Biggest disappointment: No AJ vs Fury
There has been much to celebrate in 2021, but perhaps the biggest disappointment is that we never got to see Joshua vs Fury in an all-British undisputed showdown.
It appeared as if we would finally see the heavyweight pair go head-to-head in one of the biggest fights in history after they agreed a two-fight deal, with the first to take place in the summer.
Joshua would put his WBA, WBO and IBF titles on the line, while Fury would throw his WBC belt into the mix as the search for a first undisputed heavyweight champion since Lennox Lewis neared its conclusion.
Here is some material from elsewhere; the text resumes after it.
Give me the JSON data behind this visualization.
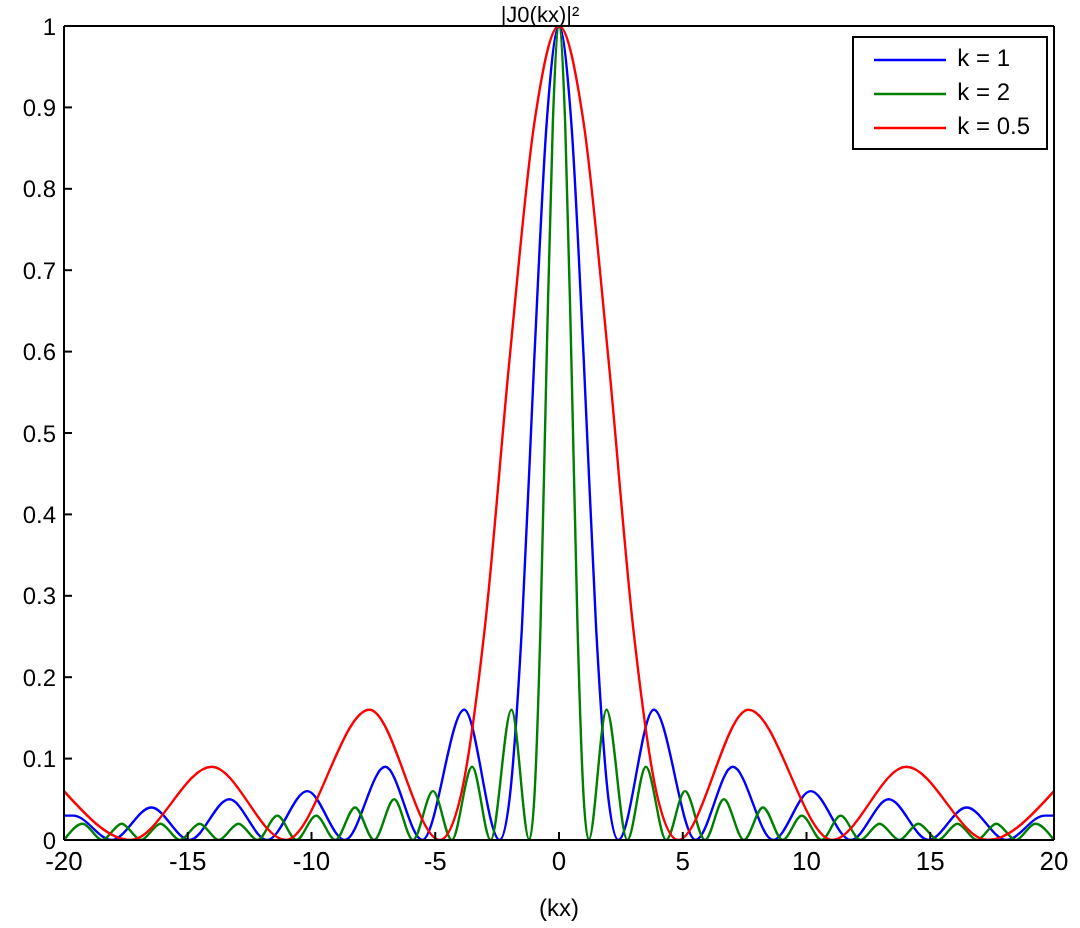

Hearn confirmed the ‘hard bit (of negotiations) is now over the line’ in March and in May stated it would take place in Saudi Arabia on either August 7 or August 14, though Frank Warren then insisted there were still details to be ironed out.
A double-header between Anthony Joshua and Tyson Fury was seemingly signed and sealed
Wilder’s untimely intervention ultimately threw a rather major spanner in the works, however, and we’re now once again a mile away from a showdown between the two.
While Fury took care of business, Joshua lost his collection of belts to Usyk, with the pair set to go to battle once more early next year – unless the Briton steps aside, that is.
If he does step aside, Joshua would likely have agreed a shot at the winner, but though the Ukrainian would be the underdog you simply can’t rule Usyk out of it. More likely, particularly after Fury was ordered to face Dillian Whyte next, is that Joshua does go straight into the rematch, where many predict he will lose again.
Fury’s US promoter Bob Arum has revealed that if an agreement can’t be made to fight Whyte, they could vacate his WBC belt and defend his Ring magazine strap instead, perhaps against Ruiz Jr.
Warren, on the other hand, has revealed Fury could take an interim fight without his WBC belt on the line.